夏の日の終わりに
 まさに唖然。これが現実とはとても信じられない。

「まだです!」

 心拍計のモニターを覗く看護師の声を聞くと、医師は「もう一度」と声をかけた。

 再びチャージされたパレットが祖父の胸を跳ね上げる。

「まだです」

「もう一度。チャージして!」

 それは四、五回繰り返されただろうか。それでも一向に祖父は戻ってこない。

「見ちゃいられない……」

 その凄惨な治療におばさんは顔を背け、手を合わせて一心に祈っている。母親はまだ来ない兄を捜しているのか、そわそわした目つきで入り口と祖父を交互に見ていた。

(じいちゃん、何してる!)

 僕は祖父のふがいなさと、甘かった見通しに怒りと悲しみが交錯していた。これから目を背けてはいけない。これが僕の導いた祖父の姿なのだから。
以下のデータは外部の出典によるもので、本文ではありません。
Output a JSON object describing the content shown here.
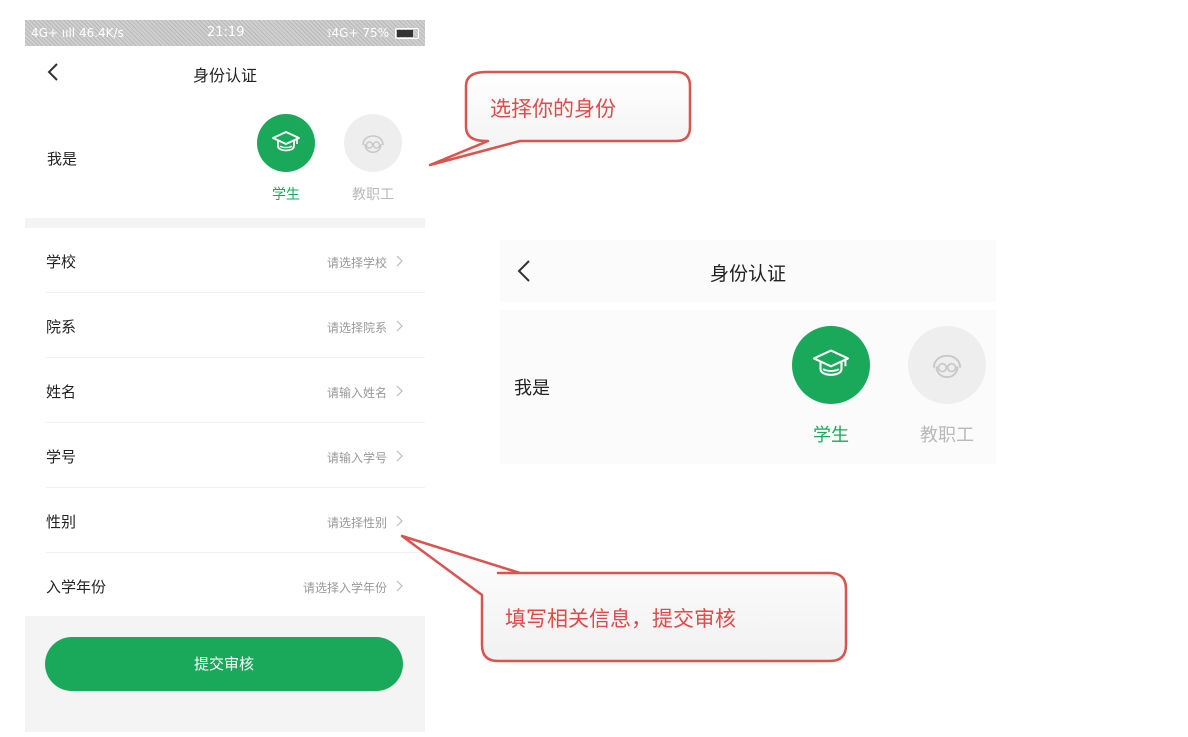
{
  "phone": {
    "status": {
      "left": "4G+ ııll 46.4K/s",
      "time": "21:19",
      "right": "⟟4G+ 75%"
    },
    "nav": {
      "title": "身份认证",
      "back_icon": "chevron-left-icon"
    },
    "identity": {
      "label": "我是",
      "roles": [
        {
          "name": "学生",
          "icon": "graduation-cap-icon",
          "selected": true
        },
        {
          "name": "教职工",
          "icon": "teacher-glasses-icon",
          "selected": false
        }
      ]
    },
    "form": {
      "rows": [
        {
          "label": "学校",
          "placeholder": "请选择学校"
        },
        {
          "label": "院系",
          "placeholder": "请选择院系"
        },
        {
          "label": "姓名",
          "placeholder": "请输入姓名"
        },
        {
          "label": "学号",
          "placeholder": "请输入学号"
        },
        {
          "label": "性别",
          "placeholder": "请选择性别"
        },
        {
          "label": "入学年份",
          "placeholder": "请选择入学年份"
        }
      ]
    },
    "submit_label": "提交审核"
  },
  "zoom": {
    "title": "身份认证",
    "label": "我是",
    "roles": [
      {
        "name": "学生",
        "selected": true
      },
      {
        "name": "教职工",
        "selected": false
      }
    ]
  },
  "callouts": [
    {
      "text": "选择你的身份"
    },
    {
      "text": "填写相关信息，提交审核"
    }
  ],
  "colors": {
    "accent": "#1aa85a",
    "callout": "#e04a4a",
    "muted": "#b9b9b9"
  }
}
 ついに医師はパレットを戻して一息ついた。続いて脈を確認するとペンライトを取り出して眼球を確認した。

(まだだ、まだ……)

 その願いを断ち切るかのように医師は腕時計に目をやる。そして時刻を言い渡した。

「午後11時34分……」


 その先の言葉は聞きたくなかった──


「まことに残念ですが」

(嘘だ!)


 膝から力が抜けてゆく。これまで信じていた「信念さえあれば治る」という幻想はもろく崩れ、そして現実に祖父はこの瞬間生涯に幕を降ろしたのだ。

 おばさんは泣き崩れ、僕は祖父から目を逸らすことが出来なかった。